Mais il faut d’abord des flux pour pouvoir construire tout le reste. Avec des choses vraiment intéressantes, comme dire aux raffineurs : Soit vous faites du cobalt avec de la chimie pour les batteries, soit vous faites du cobalt métallique en qualité alliage correspondant aux besoins de l’aéronautique, une manière de sécuriser un exutoire, Safran ayant de son côté du cobalt sourcé, tracé, disponible. C’est l’aspect conseil : quels types de flux aller chercher, où mettre les flux, quelles sont les disponibilités métallurgiques pour aller chercher tel ou tel marché, etc. ? Pour vendre à Safran, quel niveau de pureté, à quelle dose d’alliage, à quel prix, etc. ? Et Safran pourra compter grâce à nous sur plusieurs sociétés de recyclage du cobalt, avec des cahiers des charges correspondant à ses besoins industriels. On pourrait agréger plusieurs recycleurs pour avoir des flux suffisants et une standardisation de la production du client industriel.

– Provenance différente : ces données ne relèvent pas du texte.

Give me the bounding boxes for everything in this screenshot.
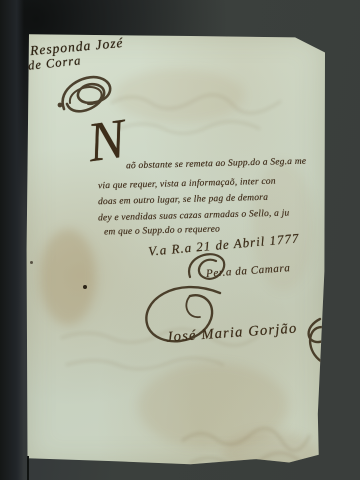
manuscript-photo: Responda Jozé de Corra N aõ obstante se … [0, 0, 360, 480]
ink-speck [30, 261, 33, 264]
paper-sheet: Responda Jozé de Corra N aõ obstante se … [26, 33, 325, 466]
binding-thread [27, 456, 29, 480]
ink-bleedthrough [176, 425, 316, 477]
photo-background-shadow [0, 0, 24, 480]
body-line: doas em outro lugar, se lhe pag de demor… [98, 193, 268, 207]
ink-bleedthrough [106, 85, 296, 155]
body-line: via que requer, vista a informaçaõ, inte… [98, 177, 276, 192]
ink-speck [83, 285, 87, 289]
body-line: em que o Supp.do o requereo [104, 224, 220, 237]
calligraphic-initial: N [84, 111, 129, 172]
signature-paraph-flourish [298, 313, 342, 371]
paper-stain [40, 229, 96, 325]
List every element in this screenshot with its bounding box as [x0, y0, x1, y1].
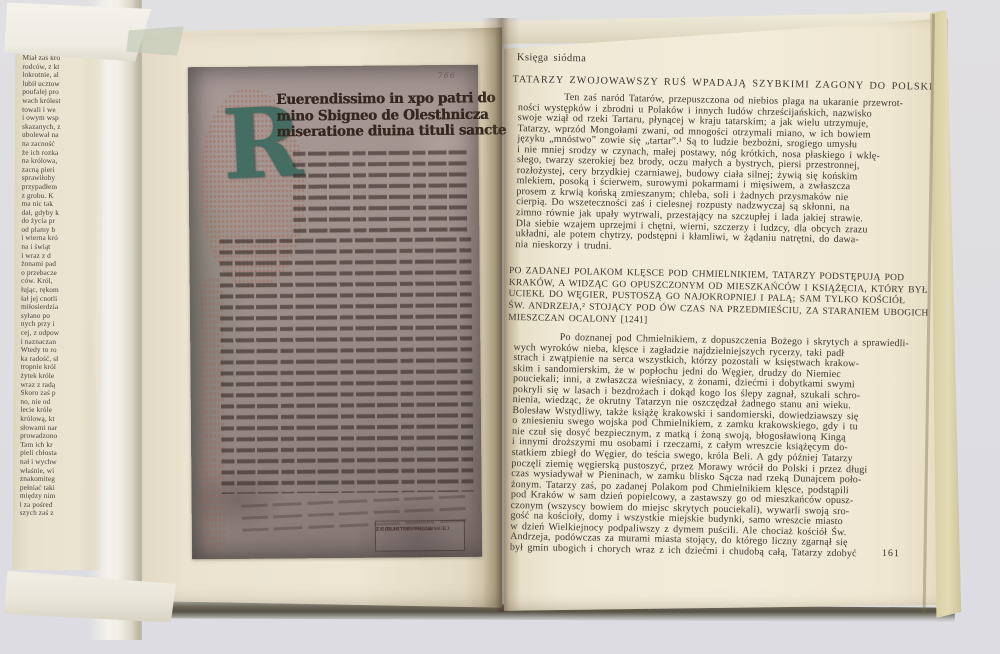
library-stamp: Z BIBLIOTEKI PUŁAWSKIEJ XX CZARTORYSKICH [375, 520, 465, 552]
section1-heading: TATARZY ZWOJOWAWSZY RUŚ WPADAJĄ SZYBKIMI… [512, 74, 938, 94]
section2-paragraph: Po doznanej pod Chmielnikiem, z dopuszcz… [510, 332, 934, 561]
dust-jacket-curl [88, 0, 142, 640]
dust-jacket-green-patch [126, 26, 184, 56]
page-number: 161 [882, 548, 900, 560]
gutter-shadow [482, 18, 520, 612]
library-stamp-line-2: XX CZARTORYSKICH [376, 526, 432, 533]
running-head: Księga siódma [517, 52, 587, 65]
right-page: Księga siódma TATARZY ZWOJOWAWSZY RUŚ WP… [504, 16, 948, 612]
manuscript-script-block-indented [293, 147, 468, 236]
manuscript-heading-line-3: miseratione diuina tituli sancte [276, 123, 472, 141]
section1-paragraph: Ten zaś naród Tatarów, przepuszczona od … [515, 92, 938, 258]
book-photo: Miał zaś kró rodców, z kt lokrotnie, al … [0, 0, 1000, 654]
manuscript-gothic-heading: Euerendissimo in xpo patri do mino Sbign… [276, 91, 472, 141]
manuscript-script-block-full [219, 234, 473, 494]
right-page-content: Księga siódma TATARZY ZWOJOWAWSZY RUŚ WP… [503, 52, 939, 600]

Un souci restant le prix des stocks de métaux recyclés, on l’a déjà vu. Et la question se pose, InfiniMétal pourrait-elle être à la fois l’acheteur et le vendeur ? C’est aller au-delà de la simple mise en relation entre acheteurs et vendeurs de métaux recyclés, l’essentiel restant que, oui, le marché du recyclage des métaux stratégiques est en train de se recalibrer en France et en Europe. Et il faudra répondre présent lorsque la demande sera forte. »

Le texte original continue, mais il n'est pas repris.